The Meteorological Office (Met Office) has said that the last decade was the second hottest in the UK in the past 100 years.
The Met Office said that the UK broke a series of new records for high temperatures in 2019, contributing to the second hottest decade in the past 100 years.
According to the Met Office, the previous decade set eight new high-temperature records, four of which were set last year alone, including highest winter and summer temperatures ever recorded. Dr. Mark McCarthy from the Met Office in Exeter, said it was “a consequence of our warming climate”.
Among the “cardinal” decades or those spanning years ending 0-9, the 2010s were the second hottest and second wettest in the last 100 years of records in the UK, behind 2000-2009, which currently holds the record.
The Met Office partly attributes this to a cold year in 2010, but pointed out that such years occur much less frequently now than in the past.

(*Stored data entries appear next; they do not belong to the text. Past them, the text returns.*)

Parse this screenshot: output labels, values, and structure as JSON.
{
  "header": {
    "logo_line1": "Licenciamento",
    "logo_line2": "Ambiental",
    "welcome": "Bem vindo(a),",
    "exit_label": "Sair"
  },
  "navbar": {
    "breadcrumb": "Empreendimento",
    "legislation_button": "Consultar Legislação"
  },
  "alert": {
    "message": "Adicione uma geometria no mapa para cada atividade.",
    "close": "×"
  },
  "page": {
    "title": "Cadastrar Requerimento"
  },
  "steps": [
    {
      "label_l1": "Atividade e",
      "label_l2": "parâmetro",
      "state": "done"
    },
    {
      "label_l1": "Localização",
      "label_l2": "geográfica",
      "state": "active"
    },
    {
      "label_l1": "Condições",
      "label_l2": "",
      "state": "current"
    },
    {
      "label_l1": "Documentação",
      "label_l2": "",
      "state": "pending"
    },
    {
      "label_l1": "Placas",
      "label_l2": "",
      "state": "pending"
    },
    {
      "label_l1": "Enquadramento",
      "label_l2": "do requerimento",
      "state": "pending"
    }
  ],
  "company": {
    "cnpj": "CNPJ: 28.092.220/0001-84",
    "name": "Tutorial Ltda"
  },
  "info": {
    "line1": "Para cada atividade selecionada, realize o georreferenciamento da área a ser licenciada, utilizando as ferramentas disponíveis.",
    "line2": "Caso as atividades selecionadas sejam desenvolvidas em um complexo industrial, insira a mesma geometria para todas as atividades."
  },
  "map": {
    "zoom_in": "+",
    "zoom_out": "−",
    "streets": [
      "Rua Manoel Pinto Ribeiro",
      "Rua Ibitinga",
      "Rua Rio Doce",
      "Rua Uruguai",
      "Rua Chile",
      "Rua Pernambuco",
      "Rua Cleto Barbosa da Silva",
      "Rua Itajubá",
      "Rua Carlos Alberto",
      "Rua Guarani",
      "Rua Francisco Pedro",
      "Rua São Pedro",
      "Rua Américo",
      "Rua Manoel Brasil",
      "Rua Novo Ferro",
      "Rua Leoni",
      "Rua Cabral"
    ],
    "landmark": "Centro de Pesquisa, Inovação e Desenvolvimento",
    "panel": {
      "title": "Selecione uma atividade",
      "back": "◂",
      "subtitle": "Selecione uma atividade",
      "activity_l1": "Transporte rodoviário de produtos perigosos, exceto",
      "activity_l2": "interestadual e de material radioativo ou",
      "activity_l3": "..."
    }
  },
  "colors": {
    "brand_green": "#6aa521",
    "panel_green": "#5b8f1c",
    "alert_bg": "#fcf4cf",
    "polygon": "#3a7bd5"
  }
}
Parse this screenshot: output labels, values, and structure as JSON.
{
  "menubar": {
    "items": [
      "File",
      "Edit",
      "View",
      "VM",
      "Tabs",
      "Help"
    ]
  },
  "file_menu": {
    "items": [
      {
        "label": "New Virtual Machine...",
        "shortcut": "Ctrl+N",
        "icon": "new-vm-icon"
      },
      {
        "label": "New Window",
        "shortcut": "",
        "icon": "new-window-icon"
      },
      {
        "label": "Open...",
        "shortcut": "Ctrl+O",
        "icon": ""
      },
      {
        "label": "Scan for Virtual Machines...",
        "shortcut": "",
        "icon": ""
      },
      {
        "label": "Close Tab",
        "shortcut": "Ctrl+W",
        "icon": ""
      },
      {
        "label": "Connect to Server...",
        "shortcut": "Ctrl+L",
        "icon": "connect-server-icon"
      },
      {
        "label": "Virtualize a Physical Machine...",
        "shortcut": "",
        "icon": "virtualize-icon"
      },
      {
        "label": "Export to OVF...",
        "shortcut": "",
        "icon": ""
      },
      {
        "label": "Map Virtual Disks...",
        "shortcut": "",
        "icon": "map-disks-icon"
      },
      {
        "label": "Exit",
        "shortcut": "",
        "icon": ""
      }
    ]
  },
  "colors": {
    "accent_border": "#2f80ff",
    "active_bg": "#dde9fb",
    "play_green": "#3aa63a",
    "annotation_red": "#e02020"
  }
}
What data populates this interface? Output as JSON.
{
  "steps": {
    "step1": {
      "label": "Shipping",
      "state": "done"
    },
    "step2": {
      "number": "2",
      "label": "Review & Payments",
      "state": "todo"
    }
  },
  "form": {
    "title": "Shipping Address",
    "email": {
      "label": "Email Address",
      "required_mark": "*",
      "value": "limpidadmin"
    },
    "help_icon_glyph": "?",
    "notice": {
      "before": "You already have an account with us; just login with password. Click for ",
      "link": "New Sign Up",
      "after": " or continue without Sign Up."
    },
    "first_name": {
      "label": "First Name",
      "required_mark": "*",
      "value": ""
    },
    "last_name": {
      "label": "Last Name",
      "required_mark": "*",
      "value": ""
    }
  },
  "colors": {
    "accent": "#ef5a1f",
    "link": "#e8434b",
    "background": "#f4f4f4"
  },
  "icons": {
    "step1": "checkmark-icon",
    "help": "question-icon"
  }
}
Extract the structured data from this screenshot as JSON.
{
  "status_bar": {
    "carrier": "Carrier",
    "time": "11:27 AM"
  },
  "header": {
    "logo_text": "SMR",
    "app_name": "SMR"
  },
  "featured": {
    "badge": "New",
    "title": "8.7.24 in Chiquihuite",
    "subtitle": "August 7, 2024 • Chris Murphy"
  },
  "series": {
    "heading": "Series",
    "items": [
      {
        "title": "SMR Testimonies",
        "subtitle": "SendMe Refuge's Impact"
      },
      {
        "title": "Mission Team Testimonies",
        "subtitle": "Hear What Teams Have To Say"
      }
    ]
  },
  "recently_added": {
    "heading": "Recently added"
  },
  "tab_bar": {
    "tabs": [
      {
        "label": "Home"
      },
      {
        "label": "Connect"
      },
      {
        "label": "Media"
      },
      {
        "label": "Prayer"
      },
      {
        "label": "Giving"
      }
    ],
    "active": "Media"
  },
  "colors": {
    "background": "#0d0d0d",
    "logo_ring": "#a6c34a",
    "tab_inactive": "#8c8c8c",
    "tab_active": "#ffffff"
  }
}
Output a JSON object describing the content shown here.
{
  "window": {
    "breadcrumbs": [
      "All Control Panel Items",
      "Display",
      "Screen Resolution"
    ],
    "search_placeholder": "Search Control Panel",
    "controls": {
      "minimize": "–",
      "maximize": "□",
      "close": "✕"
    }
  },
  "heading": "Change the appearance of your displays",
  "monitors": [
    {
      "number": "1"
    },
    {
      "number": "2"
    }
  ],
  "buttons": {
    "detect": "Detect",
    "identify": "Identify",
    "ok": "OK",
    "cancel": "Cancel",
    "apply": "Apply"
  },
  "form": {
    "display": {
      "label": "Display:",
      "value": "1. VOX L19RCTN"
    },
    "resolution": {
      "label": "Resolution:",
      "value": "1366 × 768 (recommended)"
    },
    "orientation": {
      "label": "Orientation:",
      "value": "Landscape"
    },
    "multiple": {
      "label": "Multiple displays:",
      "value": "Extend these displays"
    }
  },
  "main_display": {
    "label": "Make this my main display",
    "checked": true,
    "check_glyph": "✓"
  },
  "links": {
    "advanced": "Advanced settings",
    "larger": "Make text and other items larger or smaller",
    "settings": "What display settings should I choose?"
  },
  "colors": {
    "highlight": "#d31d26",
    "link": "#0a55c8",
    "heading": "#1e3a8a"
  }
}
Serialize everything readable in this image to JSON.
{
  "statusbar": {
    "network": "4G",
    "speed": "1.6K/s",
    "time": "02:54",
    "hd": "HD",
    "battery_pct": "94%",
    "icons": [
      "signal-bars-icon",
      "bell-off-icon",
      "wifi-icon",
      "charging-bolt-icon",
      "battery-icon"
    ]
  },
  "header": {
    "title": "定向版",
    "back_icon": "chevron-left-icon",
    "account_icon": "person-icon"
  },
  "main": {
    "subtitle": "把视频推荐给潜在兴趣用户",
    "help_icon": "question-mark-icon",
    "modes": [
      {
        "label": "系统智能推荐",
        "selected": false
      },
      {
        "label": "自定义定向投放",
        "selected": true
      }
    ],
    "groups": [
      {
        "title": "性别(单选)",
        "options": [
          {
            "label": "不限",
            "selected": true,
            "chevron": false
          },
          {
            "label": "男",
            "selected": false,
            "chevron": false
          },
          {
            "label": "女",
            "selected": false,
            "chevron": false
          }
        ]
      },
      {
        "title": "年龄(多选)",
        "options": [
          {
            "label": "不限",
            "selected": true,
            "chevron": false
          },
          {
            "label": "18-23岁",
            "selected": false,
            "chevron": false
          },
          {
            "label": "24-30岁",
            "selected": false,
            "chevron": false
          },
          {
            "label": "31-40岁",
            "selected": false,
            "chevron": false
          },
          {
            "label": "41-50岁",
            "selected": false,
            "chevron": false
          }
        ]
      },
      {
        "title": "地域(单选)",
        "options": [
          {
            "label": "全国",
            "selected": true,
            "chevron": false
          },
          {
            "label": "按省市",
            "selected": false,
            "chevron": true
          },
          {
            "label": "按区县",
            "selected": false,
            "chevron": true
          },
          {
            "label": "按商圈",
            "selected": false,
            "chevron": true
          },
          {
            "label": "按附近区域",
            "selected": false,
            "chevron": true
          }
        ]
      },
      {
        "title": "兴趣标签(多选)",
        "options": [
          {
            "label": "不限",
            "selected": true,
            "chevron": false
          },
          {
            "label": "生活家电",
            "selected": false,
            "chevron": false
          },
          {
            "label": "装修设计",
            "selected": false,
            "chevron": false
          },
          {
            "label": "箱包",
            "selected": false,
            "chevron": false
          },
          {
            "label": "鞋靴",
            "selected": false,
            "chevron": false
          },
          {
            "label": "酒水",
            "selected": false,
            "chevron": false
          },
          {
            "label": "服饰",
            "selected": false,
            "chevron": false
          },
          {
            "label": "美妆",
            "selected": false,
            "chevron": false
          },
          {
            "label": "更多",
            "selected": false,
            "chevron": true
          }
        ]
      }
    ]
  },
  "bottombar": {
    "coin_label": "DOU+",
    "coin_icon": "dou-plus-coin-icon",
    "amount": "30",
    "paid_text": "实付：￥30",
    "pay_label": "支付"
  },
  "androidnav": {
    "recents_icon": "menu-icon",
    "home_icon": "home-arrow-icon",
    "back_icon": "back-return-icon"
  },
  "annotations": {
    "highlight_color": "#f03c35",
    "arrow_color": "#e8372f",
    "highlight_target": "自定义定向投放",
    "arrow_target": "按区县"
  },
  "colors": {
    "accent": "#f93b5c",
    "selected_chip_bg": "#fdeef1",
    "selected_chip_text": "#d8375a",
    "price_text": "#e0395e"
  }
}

In 2019, London recorded a maximum of 21.2C on February 26, the hottest February day ever recorded while on July 25, Cambridge recorded temperatures reaching 38.7C, the UK’s highest-ever recorded temperature.
Dr. McCarthy, the head of the Met Office’s National Climate Information Centre (NCIC), said it was “notable how many of these extreme records have been set in the most recent decade”. He also pointed out “how many more of them are reflecting high rather than low temperature extremes”.
He warned that this trend could continue, saying: “We would expect these sorts of records subsequently to be broken in the future. We are expecting to see an increase in winter rainfall, so wetter winters and drier summers – but we could still experience some dry winters and wet summers.”
A government spokesman assured that climate change was a “national priority” and it was committed to increasing the momentum around environmental action.